Cassez la coque du cromesquis, une boulette panée et juste frite pour en révéler la croustillance, et laissez fondre en bouche la viande de veau parfaitement assaisonnée. Le contraste du jus de viande bien salé et vigoureux avec la matière lactée ajoute au plaisir. Idem de ces gnocchis façonnés à la main ici même, imbibés des sucs de cuisson et des gambas charnues. Le chef joue du piment comme un virtuose, il suggère l’épice, donne à l’apprécier sans jamais abîmer l’assiette ; à l’oeil on penserait à de la cuisine thaï, c’est au contraire très hexagonal…
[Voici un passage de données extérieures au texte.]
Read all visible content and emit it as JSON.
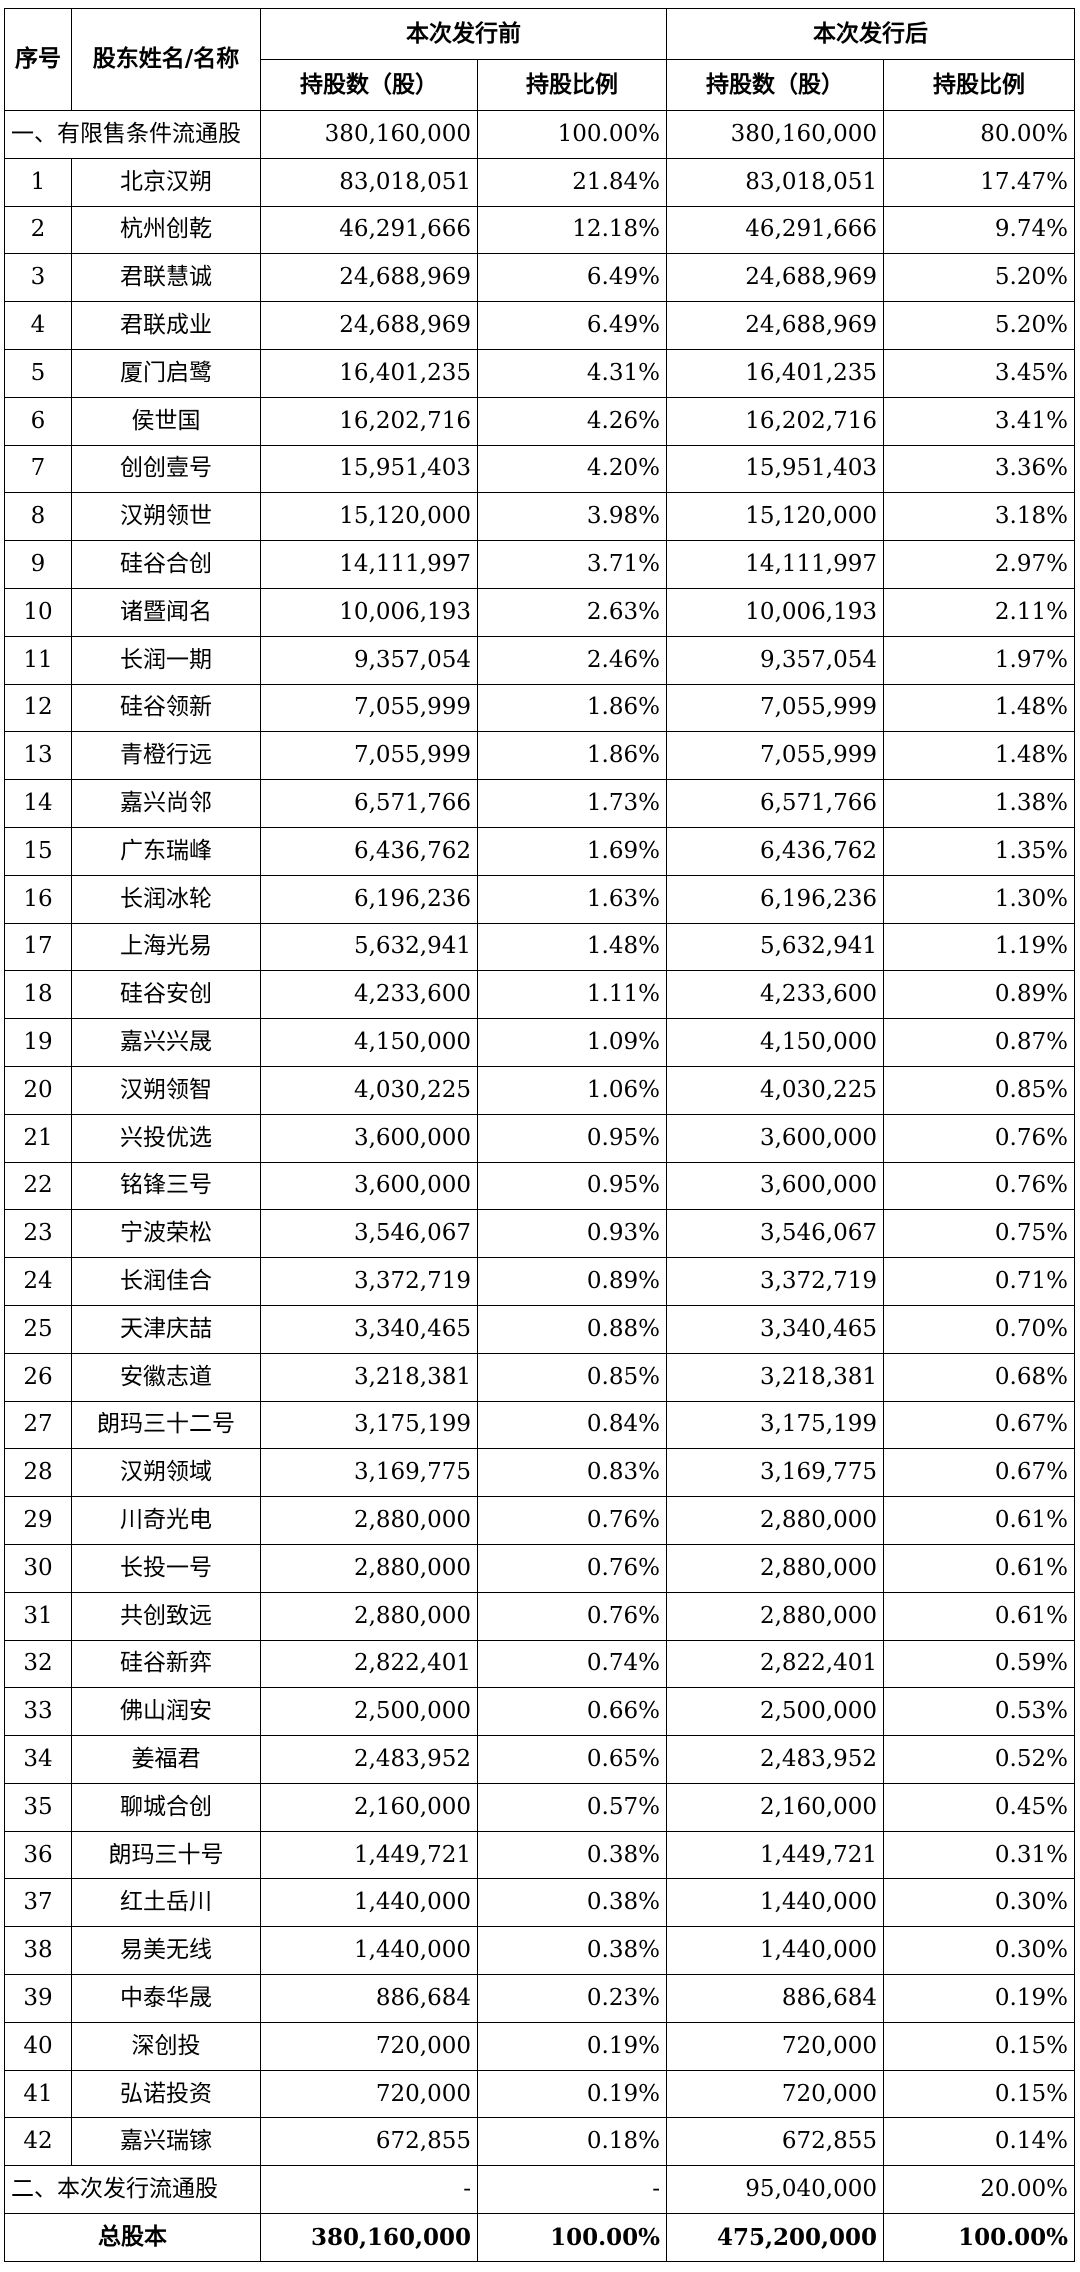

La salle s’est remplie : des tables de 4, 6, 8 copains qui viennent rire, ça fait un bien fou. A gauche, on débouche une bouteille du domaine Lou Colombier, un bio 100% viognier sec et fruité idéal pour l’apéro. A droite, c’est encore un bio, le château Pepusque (minervois, 2014), en rouge cette fois, qui apporte du soleil et des tanins aussi fins que du sable à la table. C’est l’heure de l’entremets chocolat-mascarpone ; c’est joliment fait, moins flamboyant que les assiettes salées, mais c’est généreux et joyeux, renouant avec les codes de la marquise au chocolat qu’on aurait passablement modernisée…
Alors faut-il y aller ? Oui parce qu’ici les petites fleurs qui parsèment les assiettes et les feuilles vertes de salade ne sont pas tombées là par hasard, elles apportent une touche de chlorophylle et vivifiante. A ce niveau de prix, en réponse à tant de gentillesse, devant tant de belles assiettes, ce serait une faute d’ignorer plus encore une table qui mérite respect, admiration et encouragements.

L’Arôme, 9, rue des 3 Rois, Marseille 6e arr. ; résas au 04 91 42 88 80. Ouvert le soir uniquement. Menu complet 28 €.